What is done to horses and deer is not considered torture. Surely though there are degrees of torture. We do not drown or electrocute the horses, but we do whip them, and force them to race against their will.

As Vick is condemned for committing a federal crime, for torturing an animal that our society has selectively given lawful protection too, let us not forget what some of the more serious sins against human beings that are committed against humanity that go unpunished every day.

When the former Chiefs linebacker, Derrick Thomas, passed away in 2000, he left behind a great amount of wealth earned from playing football. Most remember him as a great linebacker. But few remember him as a terrible father. The following is Herb London of the Hudson Institute:

Derrick Thomas, the nine-time Pro-Bowl linebacker for the Kansas City Chiefs, died of a massive blood clot Feb. 8, a little more than two weeks after he was paralyzed in a car accident. There has been an extended period of grieving for the 33-year-old fallen football hero.

One eulogy after another mentioned Thomas' tireless money-raising efforts for a reading club that assisted urban kids with reading deficiency and a variety of other charitable causes.
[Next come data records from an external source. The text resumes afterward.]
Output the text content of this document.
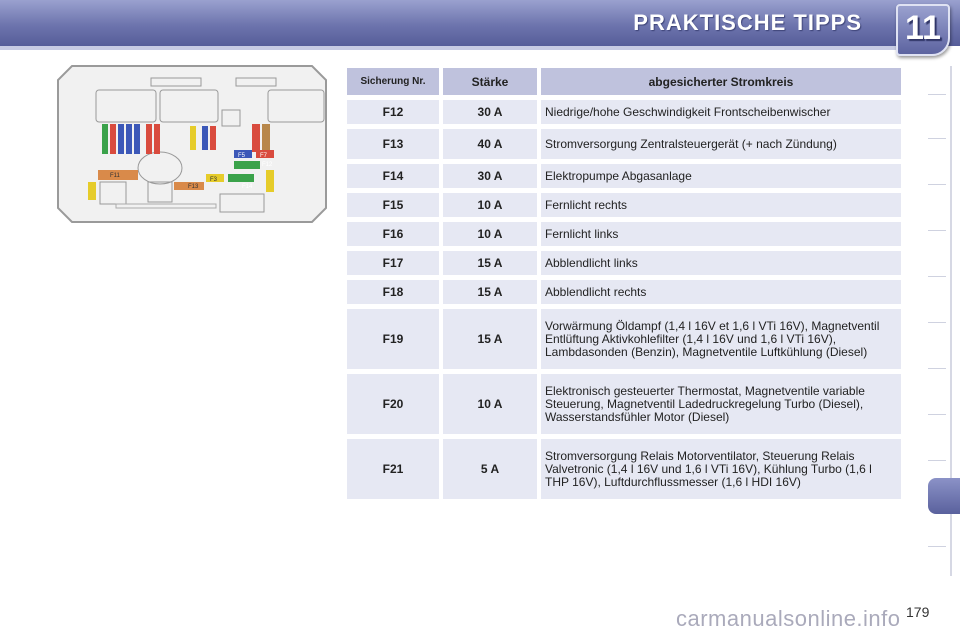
PRAKTISCHE TIPPS 11
F12
F14
F13
F11
F5 F7
F3
Sicherung Nr.	Stärke	abgesicherter Stromkreis
F12	30 A	Niedrige/hohe Geschwindigkeit Frontscheibenwischer
F13	40 A	Stromversorgung Zentralsteuergerät (+ nach Zündung)
F14	30 A	Elektropumpe Abgasanlage
F15	10 A	Fernlicht rechts
F16	10 A	Fernlicht links
F17	15 A	Abblendlicht links
F18	15 A	Abblendlicht rechts
F19	15 A	Vorwärmung Öldampf (1,4 l 16V et 1,6 l VTi 16V), Magnetventil Entlüftung Aktivkohlefilter (1,4 l 16V und 1,6 l VTi 16V), Lambdasonden (Benzin), Magnetventile Luftkühlung (Diesel)
F20	10 A	Elektronisch gesteuerter Thermostat, Magnetventile variable Steuerung, Magnetventil Ladedruckregelung Turbo (Diesel), Wasserstandsfühler Motor (Diesel)
F21	5 A	Stromversorgung Relais Motorventilator, Steuerung Relais Valvetronic (1,4 l 16V und 1,6 l VTi 16V), Kühlung Turbo (1,6 l THP 16V), Luftdurchflussmesser (1,6 l HDI 16V)
carmanualsonline.info 179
He was a poster boy for the United Way and a recipient of the Boy Scouts' Role Model Award, the Sports Illustrated for Kids Good Sport Award, the President George Bush Point of Light Award, National Football League Man of the Year Award, the Byron "Whizzer" White Humanitarian Award and the Veterans of Foreign Wars Man of the Year Award...

...What Peterson neglected to point out was what kind of decisions Thomas made in the last 15 years. He did not point out that Thomas has seven children with five different women, none of whom was his wife. His children live in Miami, Kansas City and Lawrence, Kan. In praising Thomas's many charitable acts, the eulogies omitted the personal discipline that should accompany bringing life into the world.

Thomas was a surrogate father to many children but was not a father to his own children. He spent Christmas handing out gifts to poor kids, but he wasn't around to offer solace for his own kids. Yet this is the man who was given a trunk-load of awards, praised as a man to be emulated.

Mr. London goes on to state:

However, these are unusual times. In some American subcultures there is status in producing babies, even if they aren't nurtured by their fathers. Professional sport has become a haven for such activity. One National Basketball Association team of 12 players had 32 illegitimate children, and that may be closer to the norm than the league office would like to admit.

In the United States at the moment -- with the rate of illegitimacy leveling off -- two-thirds of the black population and one-quarter of the total population are born out of wedlock. More than 80 percent of those in prison were born as illegitimate children. This is a national disgrace.

Yet, remarkably, Thomas is held up as a model. It is models like Thomas that represent the problem. If elites believe fathering children outside of marriage without responsibility is appropriate, why shouldn't young men searching for ways to assert their manhood adopt the same method? Instead of moral rectitude, elites now offer depravity.

This is far worse of a sin then any amount of dog killing could ever compare too. Players who live as if they are invincible tarnish the lives of those around them. This is not a race issue because white players are just as guilty. Even this past Spring it came out that Tom Brady had fathered an illegitimate child.

As far as I'm concerned, Vick should go to jail because he broke the law. However, there are worse things a person can do, and there are plenty of people with greater sin on their plate then Vick, and they get to play in the NFL, but not Vick.

This is a scenario where a dogs life in many ways is given more weight then a persons life. What of the children that are ignored and left without a father to look after them? What of the mothers that receive little help from the men who took advantage of them? Are these people not more human then dogs? The answer is obvious. Yet this underground problem will remain, and no federal statutes are being used to end this abuse of the human condition.

Perhaps we should reconsider our priority's back to the dignity of a human life.